# Sazuki Samaruai.



## fixed blade XC-3 (Sep 11, 2007)

Any of you guys ever have one of these. Looks like you can beer them up, and they're cheap. I'm just wondering if they are piece of ****s, or keep on keepen on. What kind of gas mileage in the hills?

Any advice or info would be greatly appreciated. I'm look at this in place of a utv


----------



## Loke (Sep 7, 2007)

I thought they were UTVs


----------



## troutslayer (Apr 1, 2008)

We have had several and love em. they are a climbing machine. Pretty good power, of you put it in 4 low it goes straight up. Light weight also. They are narrower than a Polaris Ranger, but they are wider than a rhino. they weigh about the same as a ranger tho.. and you can get them for just a couple grand in awesome condition!!!!


----------



## wyogoob (Sep 7, 2007)

Loke said:


> I thought they were UTVs


Hell, I thought it was some kind of sushi.


----------



## NHS (Sep 7, 2007)

s*A*zuki??? DAHB!! -/|\-


----------



## fixed blade XC-3 (Sep 11, 2007)

NHS said:


> s*A*zuki??? DAHB!! -/|\-


You know what I mean, college boy.


----------



## Seven (Jan 8, 2009)

*Re: Suzuki Samaruai.*

They don't make much of a daily driver in my mind, especially if hills or freeways are involved. However I would own one again for the abilities that they have in the off highway use. Fairly cheap to lift, fairly easy to work on, will go for days on a tank of gas when in off highway use.


----------



## stimmie78 (Dec 8, 2007)

I used to work at http://www.rocky-road.com so I'm kind of biased... but they are an excellent go anywhere do anything kind of ride... cheap on gas too.


----------



## Spry Yellowdog (Sep 8, 2007)

My Samauri still has the stock 1.3 and gets 25 mpg in the hills
the street but does best being towed behind the motorhome going hunting.
There not a daily driver for me but a great hunting rig with a good heater,
wipers, and top.
This MZ season it had 4 drivers and went 320 miles of mountain driving using just under
15 gallons.
Thank goodness for low range crawler gears and 2 wheel low range...the 1.3 is gutless!

Spry


----------



## fixed blade XC-3 (Sep 11, 2007)

Spry Yellowdog said:


> My Samauri still has the stock 1.3 and gets 25 mpg in the hills
> the street but does best being towed behind the motorhome going hunting.
> There not a daily driver for me but a great hunting rig with a good heater,
> wipers, and top.
> ...


Do you have it lifted? Lets see some pictures. I think I'm sold on them.

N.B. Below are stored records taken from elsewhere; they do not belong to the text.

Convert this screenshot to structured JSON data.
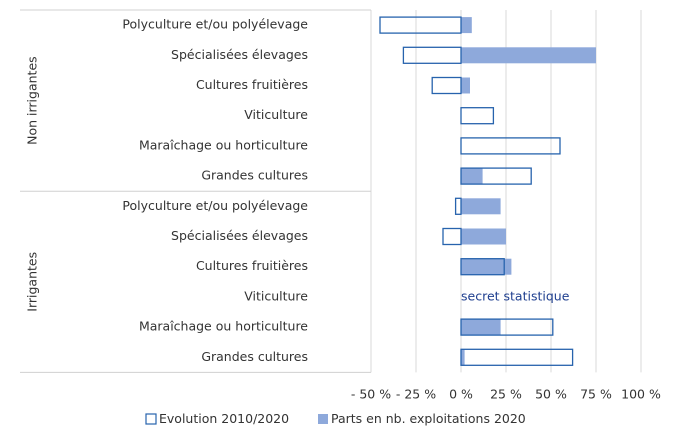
{
  "chart_data": {
    "type": "hbar",
    "groups": [
      {
        "name": "Non irrigantes",
        "categories": [
          "Polyculture et/ou polyélevage",
          "Spécialisées élevages",
          "Cultures fruitières",
          "Viticulture",
          "Maraîchage ou horticulture",
          "Grandes cultures"
        ]
      },
      {
        "name": "Irrigantes",
        "categories": [
          "Polyculture et/ou polyélevage",
          "Spécialisées élevages",
          "Cultures fruitières",
          "Viticulture",
          "Maraîchage ou horticulture",
          "Grandes cultures"
        ]
      }
    ],
    "series": [
      {
        "name": "Evolution 2010/2020",
        "color": "#2763ad",
        "style": "outline",
        "values": [
          -45,
          -32,
          -16,
          18,
          55,
          39,
          -3,
          -10,
          24,
          null,
          51,
          62
        ]
      },
      {
        "name": "Parts en nb. exploitations 2020",
        "color": "#8ea9db",
        "style": "filled",
        "values": [
          6,
          75,
          5,
          0,
          0,
          12,
          22,
          25,
          28,
          null,
          22,
          2
        ]
      }
    ],
    "annotation": "secret statistique",
    "annotation_color": "#1f3f8f",
    "xlim": [
      -50,
      100
    ],
    "xticks": [
      {
        "value": -50,
        "label": "- 50 %"
      },
      {
        "value": -25,
        "label": "- 25 %"
      },
      {
        "value": 0,
        "label": "0 %"
      },
      {
        "value": 25,
        "label": "25 %"
      },
      {
        "value": 50,
        "label": "50 %"
      },
      {
        "value": 75,
        "label": "75 %"
      },
      {
        "value": 100,
        "label": "100 %"
      }
    ],
    "grid": true
  }
}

I'm just waiting to find the right deal.


----------



## Spry Yellowdog (Sep 8, 2007)

To answer your questions..
Mines name is WREX since I bought it as a 400 dollar blown motor wreck.
Put a engine short block in it and drove it 4 years. Then went nuts.....
Only a 3 inch lift with soft ride springs and shocks,1 inch HD shackles, Lockers front and rear, Power steering, Lower T-case gearing and mounting, Spent half a summer making the roll cage and painting, Warn 8000 winch(never used it for myself) A new windshield for a clear view when glassing in a rain/ snow storms and more that i can't remember.
It is made as a hunting forest crawler not a rock crawler. Its real quiet too  
Next is a 1.6L 16 valve engine...I have the motor and injection system just need to find the time...would be awesome with all the big block power...LOL

Spry[attachment=0:1fj2b314]Wrex 002.JPG[/attachment:1fj2b314]


----------



## fixed blade XC-3 (Sep 11, 2007)

Looks great, that's almost exactly what I'm going for. The only thing is I want the convertible. What size tires are those?


----------



## MeanGene (Nov 18, 2008)

My daughter has a 91 isuzu trooper that I can't wait to get my hands on for a hunting truck. I like it over the Samaruai because of the 4 doors but it is one crawlin' sob and short enough wheel base to get where I can't get my super duty crew cab.


----------



## Wind In His Hair (Dec 31, 2009)

My dad had a Samurai for a while when I was a kid. We went all over the place in that thing, it was a fun little creeper. He hit some black ice one winter and rolled it into a snowbank. I guess he figured with some teenage drivers coming up it wasn't the safest vehicle for them to be driving, so he got rid of it. The funny thing is, the only damage it sustained was where my dad's elbow went into the driver's side door, so there was a huge bulge going from the inside to the outside. It was kinda like what happened to the car in Harry and the Henderson's. No injury to my dad's elbow though.


----------